If I would want the markdown file to be created next to the original rtf file I guess I’d have theDestinationGroup to be the same as the currentRecord_s Group - any chance you could show me how to modify the code accordingly?

pete31 · May 5, 2020, 8:47pm

Try this

set theDestinationGroup to parent 1 of thisRecord

This line has to be inside the repeat block.

pete31 · November 22, 2020, 1:04am

In case you’re trying to run the script I posted in this thread you’ll find that it doesn’t work in DEVONthink 3.6.

That’s due to DEVONthink’s new handling of “invalide arguments”. After the release of DEVONthink 3 I decided to continue to use “search window” in scripts so that DEVONthink 2 users could use them in, well, search windows. With version 3.6 that’s not possible anymore.

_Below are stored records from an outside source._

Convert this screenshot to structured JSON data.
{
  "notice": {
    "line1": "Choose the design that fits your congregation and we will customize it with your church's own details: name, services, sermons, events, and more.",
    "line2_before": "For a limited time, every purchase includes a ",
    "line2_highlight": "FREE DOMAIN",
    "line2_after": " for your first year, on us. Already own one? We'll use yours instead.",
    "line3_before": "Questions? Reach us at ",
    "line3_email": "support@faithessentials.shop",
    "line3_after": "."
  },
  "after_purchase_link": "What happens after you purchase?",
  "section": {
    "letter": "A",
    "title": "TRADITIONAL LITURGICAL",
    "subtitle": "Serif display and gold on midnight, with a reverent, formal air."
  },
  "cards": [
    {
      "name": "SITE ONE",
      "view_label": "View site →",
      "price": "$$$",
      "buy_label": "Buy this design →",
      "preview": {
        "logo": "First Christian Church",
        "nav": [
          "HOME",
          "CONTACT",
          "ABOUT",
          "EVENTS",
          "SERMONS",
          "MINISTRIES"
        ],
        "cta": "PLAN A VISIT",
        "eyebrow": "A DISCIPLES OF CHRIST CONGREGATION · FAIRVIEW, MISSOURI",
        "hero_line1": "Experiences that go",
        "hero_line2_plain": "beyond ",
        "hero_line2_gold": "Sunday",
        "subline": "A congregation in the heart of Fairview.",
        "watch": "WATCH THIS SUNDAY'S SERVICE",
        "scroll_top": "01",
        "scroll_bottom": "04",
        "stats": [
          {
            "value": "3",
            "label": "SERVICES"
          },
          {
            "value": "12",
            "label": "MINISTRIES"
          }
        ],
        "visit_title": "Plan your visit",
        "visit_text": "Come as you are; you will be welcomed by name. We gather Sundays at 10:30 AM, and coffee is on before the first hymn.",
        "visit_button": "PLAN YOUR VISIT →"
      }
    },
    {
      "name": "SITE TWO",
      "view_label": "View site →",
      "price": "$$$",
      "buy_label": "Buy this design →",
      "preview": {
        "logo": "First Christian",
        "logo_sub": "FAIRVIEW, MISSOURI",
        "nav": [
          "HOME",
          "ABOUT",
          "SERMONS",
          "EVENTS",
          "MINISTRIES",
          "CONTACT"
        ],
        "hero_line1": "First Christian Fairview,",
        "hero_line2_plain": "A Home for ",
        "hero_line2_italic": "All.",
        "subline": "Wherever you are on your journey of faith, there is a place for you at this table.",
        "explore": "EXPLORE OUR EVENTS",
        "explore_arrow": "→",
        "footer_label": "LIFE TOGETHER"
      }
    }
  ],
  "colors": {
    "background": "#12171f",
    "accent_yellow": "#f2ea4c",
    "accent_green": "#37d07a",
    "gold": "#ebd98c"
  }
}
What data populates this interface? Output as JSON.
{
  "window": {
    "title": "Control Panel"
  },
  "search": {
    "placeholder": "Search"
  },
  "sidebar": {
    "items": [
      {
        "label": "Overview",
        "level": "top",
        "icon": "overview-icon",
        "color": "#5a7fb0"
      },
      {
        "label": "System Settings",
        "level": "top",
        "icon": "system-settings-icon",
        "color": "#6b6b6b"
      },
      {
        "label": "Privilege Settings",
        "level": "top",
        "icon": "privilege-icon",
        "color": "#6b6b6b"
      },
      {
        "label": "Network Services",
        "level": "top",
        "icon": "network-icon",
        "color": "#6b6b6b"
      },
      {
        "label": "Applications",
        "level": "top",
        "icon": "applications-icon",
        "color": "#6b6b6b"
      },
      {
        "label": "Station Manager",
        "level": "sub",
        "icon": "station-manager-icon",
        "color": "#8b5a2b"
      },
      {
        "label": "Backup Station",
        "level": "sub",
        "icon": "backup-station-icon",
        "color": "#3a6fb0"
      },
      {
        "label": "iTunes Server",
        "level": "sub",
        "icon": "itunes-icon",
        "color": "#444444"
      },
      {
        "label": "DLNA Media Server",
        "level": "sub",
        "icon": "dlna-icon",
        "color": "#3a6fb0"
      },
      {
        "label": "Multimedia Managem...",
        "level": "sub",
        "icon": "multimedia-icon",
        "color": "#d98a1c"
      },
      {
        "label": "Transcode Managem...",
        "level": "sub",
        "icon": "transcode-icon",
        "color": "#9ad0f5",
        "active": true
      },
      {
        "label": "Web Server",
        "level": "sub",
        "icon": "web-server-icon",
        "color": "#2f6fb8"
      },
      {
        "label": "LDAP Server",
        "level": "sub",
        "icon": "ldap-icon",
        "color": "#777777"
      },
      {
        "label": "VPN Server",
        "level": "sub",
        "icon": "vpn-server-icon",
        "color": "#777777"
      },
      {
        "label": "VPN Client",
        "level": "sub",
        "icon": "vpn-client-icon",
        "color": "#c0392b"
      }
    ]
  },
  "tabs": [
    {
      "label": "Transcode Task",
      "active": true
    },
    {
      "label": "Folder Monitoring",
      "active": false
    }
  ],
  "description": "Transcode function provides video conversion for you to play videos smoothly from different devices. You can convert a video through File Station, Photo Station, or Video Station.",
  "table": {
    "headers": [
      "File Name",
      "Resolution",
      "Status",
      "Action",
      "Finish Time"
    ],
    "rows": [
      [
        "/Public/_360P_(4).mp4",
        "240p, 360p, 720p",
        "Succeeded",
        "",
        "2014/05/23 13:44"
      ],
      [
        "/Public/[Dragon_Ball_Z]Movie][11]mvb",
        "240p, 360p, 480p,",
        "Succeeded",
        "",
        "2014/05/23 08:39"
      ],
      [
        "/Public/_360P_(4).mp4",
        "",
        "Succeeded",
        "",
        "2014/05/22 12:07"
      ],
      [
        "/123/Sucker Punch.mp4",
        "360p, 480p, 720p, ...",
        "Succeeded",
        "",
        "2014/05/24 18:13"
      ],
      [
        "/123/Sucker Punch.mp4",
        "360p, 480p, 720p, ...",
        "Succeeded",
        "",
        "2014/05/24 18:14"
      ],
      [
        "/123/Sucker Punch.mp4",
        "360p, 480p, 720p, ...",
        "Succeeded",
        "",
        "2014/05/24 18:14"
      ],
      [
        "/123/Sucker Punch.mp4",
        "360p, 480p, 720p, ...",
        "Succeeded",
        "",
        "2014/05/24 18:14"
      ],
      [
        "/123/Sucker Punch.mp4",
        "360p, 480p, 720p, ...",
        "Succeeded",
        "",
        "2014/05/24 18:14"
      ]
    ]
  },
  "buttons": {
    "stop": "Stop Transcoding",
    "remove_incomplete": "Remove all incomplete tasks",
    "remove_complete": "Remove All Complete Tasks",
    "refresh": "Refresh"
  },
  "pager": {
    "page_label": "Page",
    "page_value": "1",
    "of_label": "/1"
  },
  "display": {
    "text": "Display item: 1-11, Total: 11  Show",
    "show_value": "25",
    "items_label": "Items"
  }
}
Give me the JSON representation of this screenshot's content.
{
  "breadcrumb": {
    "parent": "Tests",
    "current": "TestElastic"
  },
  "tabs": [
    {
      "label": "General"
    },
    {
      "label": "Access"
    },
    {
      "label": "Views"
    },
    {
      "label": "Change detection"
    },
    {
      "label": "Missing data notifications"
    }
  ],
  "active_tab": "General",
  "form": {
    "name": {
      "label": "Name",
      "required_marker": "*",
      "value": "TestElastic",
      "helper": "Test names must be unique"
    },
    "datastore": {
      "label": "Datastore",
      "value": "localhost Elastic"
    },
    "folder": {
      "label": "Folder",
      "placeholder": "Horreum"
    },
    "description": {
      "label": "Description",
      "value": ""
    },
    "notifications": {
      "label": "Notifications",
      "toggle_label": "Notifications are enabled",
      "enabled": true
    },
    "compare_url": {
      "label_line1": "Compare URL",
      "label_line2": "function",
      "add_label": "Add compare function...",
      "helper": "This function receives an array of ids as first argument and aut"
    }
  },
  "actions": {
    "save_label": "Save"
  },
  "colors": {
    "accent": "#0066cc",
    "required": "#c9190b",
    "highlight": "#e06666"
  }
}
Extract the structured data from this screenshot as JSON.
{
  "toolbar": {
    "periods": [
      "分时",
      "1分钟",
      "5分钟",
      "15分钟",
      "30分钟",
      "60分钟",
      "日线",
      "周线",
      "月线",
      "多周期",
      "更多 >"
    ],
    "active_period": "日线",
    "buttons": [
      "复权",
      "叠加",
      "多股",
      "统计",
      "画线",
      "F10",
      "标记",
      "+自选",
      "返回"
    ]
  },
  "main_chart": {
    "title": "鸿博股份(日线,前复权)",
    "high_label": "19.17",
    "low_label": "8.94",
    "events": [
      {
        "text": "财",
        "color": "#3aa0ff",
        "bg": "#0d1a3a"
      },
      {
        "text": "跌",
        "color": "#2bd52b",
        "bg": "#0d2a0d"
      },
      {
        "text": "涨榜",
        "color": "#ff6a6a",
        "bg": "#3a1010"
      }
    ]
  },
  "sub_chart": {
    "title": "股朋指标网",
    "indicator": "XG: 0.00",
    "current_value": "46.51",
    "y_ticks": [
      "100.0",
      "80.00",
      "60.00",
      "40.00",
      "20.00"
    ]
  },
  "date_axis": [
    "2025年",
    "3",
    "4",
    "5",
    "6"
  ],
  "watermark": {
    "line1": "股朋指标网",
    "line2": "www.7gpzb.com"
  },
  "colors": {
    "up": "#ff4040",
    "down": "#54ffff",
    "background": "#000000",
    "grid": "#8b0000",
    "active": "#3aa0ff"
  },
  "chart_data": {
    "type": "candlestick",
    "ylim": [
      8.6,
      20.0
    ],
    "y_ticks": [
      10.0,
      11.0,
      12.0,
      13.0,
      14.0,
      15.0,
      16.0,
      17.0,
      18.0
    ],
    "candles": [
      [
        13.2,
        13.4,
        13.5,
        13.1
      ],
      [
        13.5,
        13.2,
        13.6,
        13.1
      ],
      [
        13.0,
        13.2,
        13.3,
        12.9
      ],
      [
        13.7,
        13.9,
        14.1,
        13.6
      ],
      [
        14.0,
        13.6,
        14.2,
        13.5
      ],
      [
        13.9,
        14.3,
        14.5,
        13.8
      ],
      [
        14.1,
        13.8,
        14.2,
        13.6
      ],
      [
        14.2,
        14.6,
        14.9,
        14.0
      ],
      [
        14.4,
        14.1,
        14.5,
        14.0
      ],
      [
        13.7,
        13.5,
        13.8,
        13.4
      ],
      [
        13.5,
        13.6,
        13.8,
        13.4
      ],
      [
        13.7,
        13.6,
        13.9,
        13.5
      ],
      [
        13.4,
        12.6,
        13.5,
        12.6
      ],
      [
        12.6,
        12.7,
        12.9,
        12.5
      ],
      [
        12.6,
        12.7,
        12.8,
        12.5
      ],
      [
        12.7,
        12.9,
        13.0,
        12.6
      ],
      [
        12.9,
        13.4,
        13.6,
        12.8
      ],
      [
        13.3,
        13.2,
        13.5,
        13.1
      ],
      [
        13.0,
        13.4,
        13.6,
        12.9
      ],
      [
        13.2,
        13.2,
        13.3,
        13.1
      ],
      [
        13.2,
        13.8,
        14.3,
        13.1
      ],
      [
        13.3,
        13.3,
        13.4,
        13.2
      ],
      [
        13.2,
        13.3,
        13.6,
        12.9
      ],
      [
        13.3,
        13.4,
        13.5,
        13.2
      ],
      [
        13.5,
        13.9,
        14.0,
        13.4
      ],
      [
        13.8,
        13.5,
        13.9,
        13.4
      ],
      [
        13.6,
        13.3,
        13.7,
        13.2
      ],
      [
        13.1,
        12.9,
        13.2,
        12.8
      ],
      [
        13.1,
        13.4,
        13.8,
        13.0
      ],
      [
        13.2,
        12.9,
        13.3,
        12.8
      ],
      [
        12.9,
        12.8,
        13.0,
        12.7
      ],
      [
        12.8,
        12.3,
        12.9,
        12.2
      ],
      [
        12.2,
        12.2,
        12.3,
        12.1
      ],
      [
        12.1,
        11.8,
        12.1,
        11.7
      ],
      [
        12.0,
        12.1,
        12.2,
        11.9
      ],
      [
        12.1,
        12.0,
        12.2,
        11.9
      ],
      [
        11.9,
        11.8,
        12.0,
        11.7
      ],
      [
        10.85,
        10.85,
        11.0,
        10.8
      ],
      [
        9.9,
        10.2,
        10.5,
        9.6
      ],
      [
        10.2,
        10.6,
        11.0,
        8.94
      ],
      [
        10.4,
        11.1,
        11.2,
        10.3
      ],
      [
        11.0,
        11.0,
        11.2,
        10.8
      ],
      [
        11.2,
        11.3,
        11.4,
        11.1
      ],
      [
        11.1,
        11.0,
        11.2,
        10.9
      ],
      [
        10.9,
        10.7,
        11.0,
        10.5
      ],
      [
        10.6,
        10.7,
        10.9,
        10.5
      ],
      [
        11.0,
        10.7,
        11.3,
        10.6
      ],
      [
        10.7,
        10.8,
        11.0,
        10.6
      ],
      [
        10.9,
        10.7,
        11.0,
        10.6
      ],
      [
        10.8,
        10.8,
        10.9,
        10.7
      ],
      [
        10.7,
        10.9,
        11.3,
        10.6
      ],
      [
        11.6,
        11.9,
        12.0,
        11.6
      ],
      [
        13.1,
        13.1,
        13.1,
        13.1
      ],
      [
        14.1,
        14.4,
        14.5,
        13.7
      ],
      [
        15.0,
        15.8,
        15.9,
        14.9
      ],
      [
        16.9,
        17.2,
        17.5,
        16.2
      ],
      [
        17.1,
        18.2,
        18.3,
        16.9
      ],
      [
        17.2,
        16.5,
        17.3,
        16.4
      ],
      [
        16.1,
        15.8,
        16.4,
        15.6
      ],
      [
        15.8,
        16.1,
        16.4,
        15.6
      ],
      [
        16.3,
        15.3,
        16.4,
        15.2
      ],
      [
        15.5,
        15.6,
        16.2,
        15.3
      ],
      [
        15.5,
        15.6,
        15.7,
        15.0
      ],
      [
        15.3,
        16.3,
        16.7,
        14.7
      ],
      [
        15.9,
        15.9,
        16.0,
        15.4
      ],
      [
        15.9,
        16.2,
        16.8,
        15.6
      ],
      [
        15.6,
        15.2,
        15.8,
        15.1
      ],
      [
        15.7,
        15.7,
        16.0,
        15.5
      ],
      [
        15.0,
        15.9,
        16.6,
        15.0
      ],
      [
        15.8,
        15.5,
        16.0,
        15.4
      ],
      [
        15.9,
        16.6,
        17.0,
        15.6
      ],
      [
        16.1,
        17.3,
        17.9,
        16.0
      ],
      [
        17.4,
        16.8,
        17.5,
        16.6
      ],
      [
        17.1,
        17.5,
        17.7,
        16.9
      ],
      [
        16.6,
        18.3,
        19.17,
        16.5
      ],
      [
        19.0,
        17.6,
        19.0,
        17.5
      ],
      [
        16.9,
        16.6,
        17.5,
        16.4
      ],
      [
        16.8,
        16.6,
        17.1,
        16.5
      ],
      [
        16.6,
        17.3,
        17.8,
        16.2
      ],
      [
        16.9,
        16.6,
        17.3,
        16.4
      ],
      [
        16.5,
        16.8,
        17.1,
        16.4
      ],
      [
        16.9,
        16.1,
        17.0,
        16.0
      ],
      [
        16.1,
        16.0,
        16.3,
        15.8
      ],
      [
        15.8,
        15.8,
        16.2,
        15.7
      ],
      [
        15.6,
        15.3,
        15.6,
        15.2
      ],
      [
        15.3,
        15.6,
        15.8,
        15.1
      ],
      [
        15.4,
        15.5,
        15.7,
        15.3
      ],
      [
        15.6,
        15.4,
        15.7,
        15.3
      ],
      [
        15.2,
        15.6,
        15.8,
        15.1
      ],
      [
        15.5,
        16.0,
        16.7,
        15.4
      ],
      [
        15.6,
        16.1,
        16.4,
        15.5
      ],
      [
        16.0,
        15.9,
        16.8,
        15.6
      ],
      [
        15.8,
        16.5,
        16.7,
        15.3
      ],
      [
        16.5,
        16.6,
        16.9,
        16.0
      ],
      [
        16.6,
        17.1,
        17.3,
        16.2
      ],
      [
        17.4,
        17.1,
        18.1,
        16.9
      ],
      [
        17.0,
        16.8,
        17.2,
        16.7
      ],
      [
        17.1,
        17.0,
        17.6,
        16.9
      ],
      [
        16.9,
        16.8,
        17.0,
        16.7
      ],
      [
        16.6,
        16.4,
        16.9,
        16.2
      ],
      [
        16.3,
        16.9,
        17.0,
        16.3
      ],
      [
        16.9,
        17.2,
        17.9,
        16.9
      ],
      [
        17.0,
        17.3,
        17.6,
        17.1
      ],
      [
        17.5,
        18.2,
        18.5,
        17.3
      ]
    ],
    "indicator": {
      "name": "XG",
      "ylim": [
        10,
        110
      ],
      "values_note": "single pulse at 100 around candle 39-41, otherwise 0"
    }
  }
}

If you want to use the script you’ll have to replace this voluminous block …

set windowClass to class of window 1
if {viewer window, search window} contains windowClass then
	set currentRecord_s to selection of window 1
else if windowClass = document window then
	set currentRecord_s to content record of window 1 as list
end if

… with this neat line …

set currentRecord_s to selected records

… which does what the six lines have done. Wow, that’s great!